I would make several changes:
1) Admit more students to any given program that you need, because some will drop out and some will choose other careers. For example, a person training to be a physicist on the government dime might graduate and suddenly have a "calling" to become a high school physics teacher and go to teaching-college on his own dime.
2) I wouldn't ban non-government-guaranteed loans to students, provided they are willing to do so at non-usurious interest rates. I doubt many commercial banks would offer loans unless the parents put up collateral, but non-profits would likely do so. If memory serves, Benjamin Franklin provided for student loans in his will. Such altruism should not be prohibited.
3) Students who don't maintain the best grades may lose their scholarships but they should not be kicked out of their programs unless they are actually flunking. A student whose family couldn't afford to send him to engineering school for four years may be able to pay for his final year if his grades slip below "excellent" after 3 years. The number of students who are expected to "stay in the program on their own dime" would be baked into the "freshman class size" calculation above.
Any such system would also have to factor in things like:
* People change careers in mid-life, so the number of people you expect to need in any given field 4, 6, or 10 years from now may change in ways you can't predict today.
* Industries change, which also messes up future-need predictions.
* People trained in one area can, upon graduation, choose a related field with relatively little additional training. This can leave graduates who are trained in the desired field competing with others who graduated in related fields. It can also leave some fields under-served if their trainees "jump ship" and want to work in a different field.

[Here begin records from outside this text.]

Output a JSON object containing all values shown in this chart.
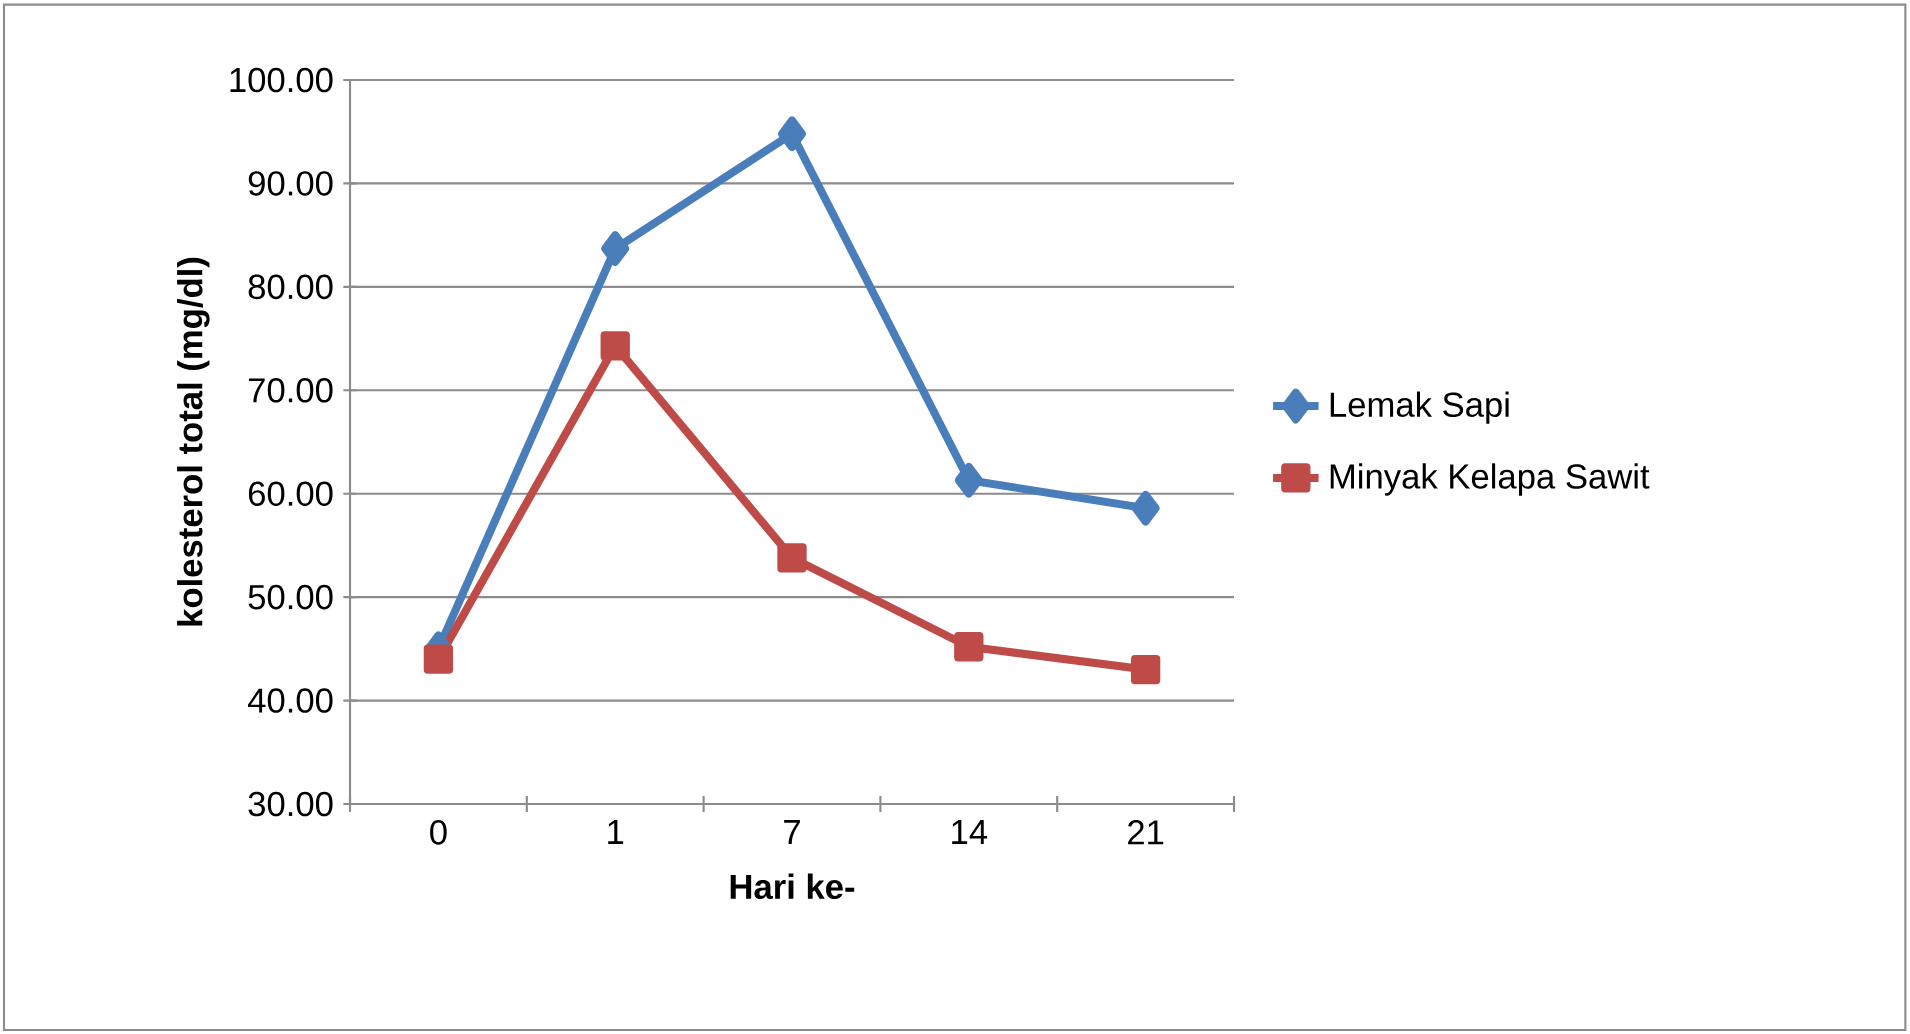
{
  "chart_data": {
    "type": "line",
    "xlabel": "Hari ke-",
    "ylabel": "kolesterol total (mg/dl)",
    "categories": [
      "0",
      "1",
      "7",
      "14",
      "21"
    ],
    "series": [
      {
        "name": "Lemak Sapi",
        "color": "#4a7ebb",
        "marker": "diamond",
        "values": [
          45.0,
          83.7,
          94.8,
          61.3,
          58.6
        ]
      },
      {
        "name": "Minyak Kelapa Sawit",
        "color": "#be4b48",
        "marker": "square",
        "values": [
          44.0,
          74.3,
          53.8,
          45.2,
          43.0
        ]
      }
    ],
    "ylim": [
      30,
      100
    ],
    "yticks": [
      {
        "value": 30,
        "label": "30.00"
      },
      {
        "value": 40,
        "label": "40.00"
      },
      {
        "value": 50,
        "label": "50.00"
      },
      {
        "value": 60,
        "label": "60.00"
      },
      {
        "value": 70,
        "label": "70.00"
      },
      {
        "value": 80,
        "label": "80.00"
      },
      {
        "value": 90,
        "label": "90.00"
      },
      {
        "value": 100,
        "label": "100.00"
      }
    ],
    "grid": "y",
    "legend": "right",
    "line_style": "solid"
  }
}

Knowledge is how to play a game, intelligence is how to win, wisdom is knowing what game to play.
Get a Freon education courtesy of Willis Carrier???
Knowledge is how to play a game, intelligence is how to win, wisdom is knowing what game to play.

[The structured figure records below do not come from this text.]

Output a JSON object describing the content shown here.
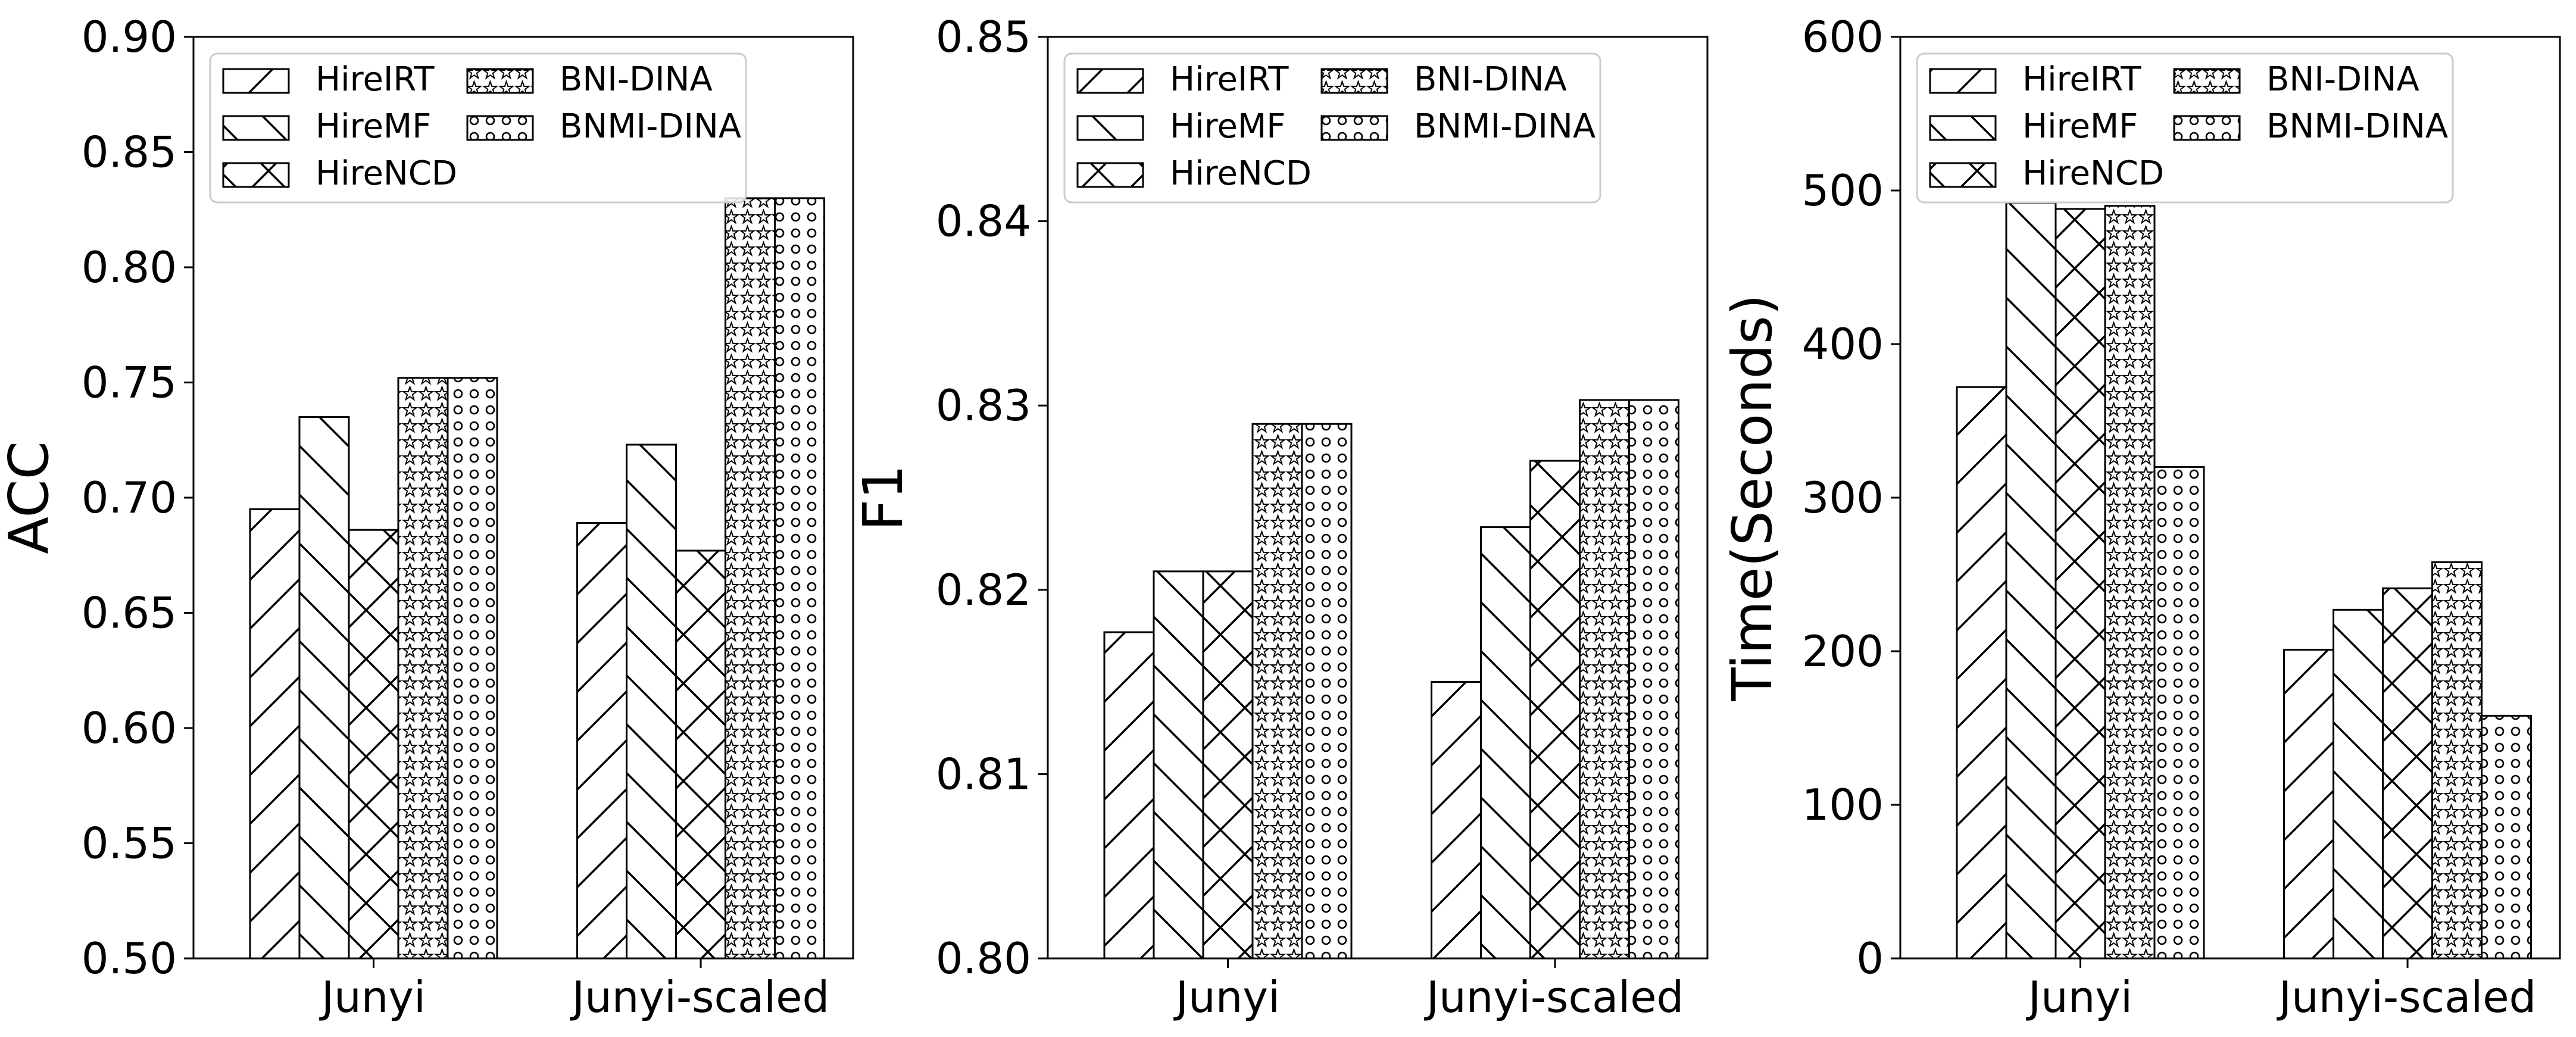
{
  "chart_data": [
    {
      "type": "bar",
      "ylabel": "ACC",
      "ylim": [
        0.5,
        0.9
      ],
      "yticks": [
        "0.50",
        "0.55",
        "0.60",
        "0.65",
        "0.70",
        "0.75",
        "0.80",
        "0.85",
        "0.90"
      ],
      "categories": [
        "Junyi",
        "Junyi-scaled"
      ],
      "series": [
        {
          "name": "HireIRT",
          "pattern": "slash",
          "values": [
            0.695,
            0.689
          ]
        },
        {
          "name": "HireMF",
          "pattern": "backslash",
          "values": [
            0.735,
            0.723
          ]
        },
        {
          "name": "HireNCD",
          "pattern": "cross",
          "values": [
            0.686,
            0.677
          ]
        },
        {
          "name": "BNI-DINA",
          "pattern": "star",
          "values": [
            0.752,
            0.83
          ]
        },
        {
          "name": "BNMI-DINA",
          "pattern": "circle",
          "values": [
            0.752,
            0.83
          ]
        }
      ],
      "legend": "top-left, 2 columns"
    },
    {
      "type": "bar",
      "ylabel": "F1",
      "ylim": [
        0.8,
        0.85
      ],
      "yticks": [
        "0.80",
        "0.81",
        "0.82",
        "0.83",
        "0.84",
        "0.85"
      ],
      "categories": [
        "Junyi",
        "Junyi-scaled"
      ],
      "series": [
        {
          "name": "HireIRT",
          "pattern": "slash",
          "values": [
            0.8177,
            0.815
          ]
        },
        {
          "name": "HireMF",
          "pattern": "backslash",
          "values": [
            0.821,
            0.8234
          ]
        },
        {
          "name": "HireNCD",
          "pattern": "cross",
          "values": [
            0.821,
            0.827
          ]
        },
        {
          "name": "BNI-DINA",
          "pattern": "star",
          "values": [
            0.829,
            0.8303
          ]
        },
        {
          "name": "BNMI-DINA",
          "pattern": "circle",
          "values": [
            0.829,
            0.8303
          ]
        }
      ],
      "legend": "top-left, 2 columns"
    },
    {
      "type": "bar",
      "ylabel": "Time(Seconds)",
      "ylim": [
        0,
        600
      ],
      "yticks": [
        "0",
        "100",
        "200",
        "300",
        "400",
        "500",
        "600"
      ],
      "categories": [
        "Junyi",
        "Junyi-scaled"
      ],
      "series": [
        {
          "name": "HireIRT",
          "pattern": "slash",
          "values": [
            372,
            201
          ]
        },
        {
          "name": "HireMF",
          "pattern": "backslash",
          "values": [
            492,
            227
          ]
        },
        {
          "name": "HireNCD",
          "pattern": "cross",
          "values": [
            488,
            241
          ]
        },
        {
          "name": "BNI-DINA",
          "pattern": "star",
          "values": [
            490,
            258
          ]
        },
        {
          "name": "BNMI-DINA",
          "pattern": "circle",
          "values": [
            320,
            158
          ]
        }
      ],
      "legend": "top-left, 2 columns"
    }
  ]
}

They have $5.5 Billion, assume no interest income, a student costs $60K a year for 4 years to get a Bachelor's degree. Simple math states $60K*4 years* 4000 undergrads. That comes to a whopping $9.6 Billion cost. You can't count on interest income off that 5.5 bil because interest will go to zip when the market craps out like every democrat says. So, after 3 years were back to tax payers funding the students for free. Classic Socialism at its finest failure mode. I hope their idea works but it just so happens the guy typing this paid his own tuition.
Life is in a state of dynamic equilibrium, it both blows and sucks
This is probably the first positive bit of news I've read about university policies in many years. This makes me happy, I hope more educational instutitions follow suit.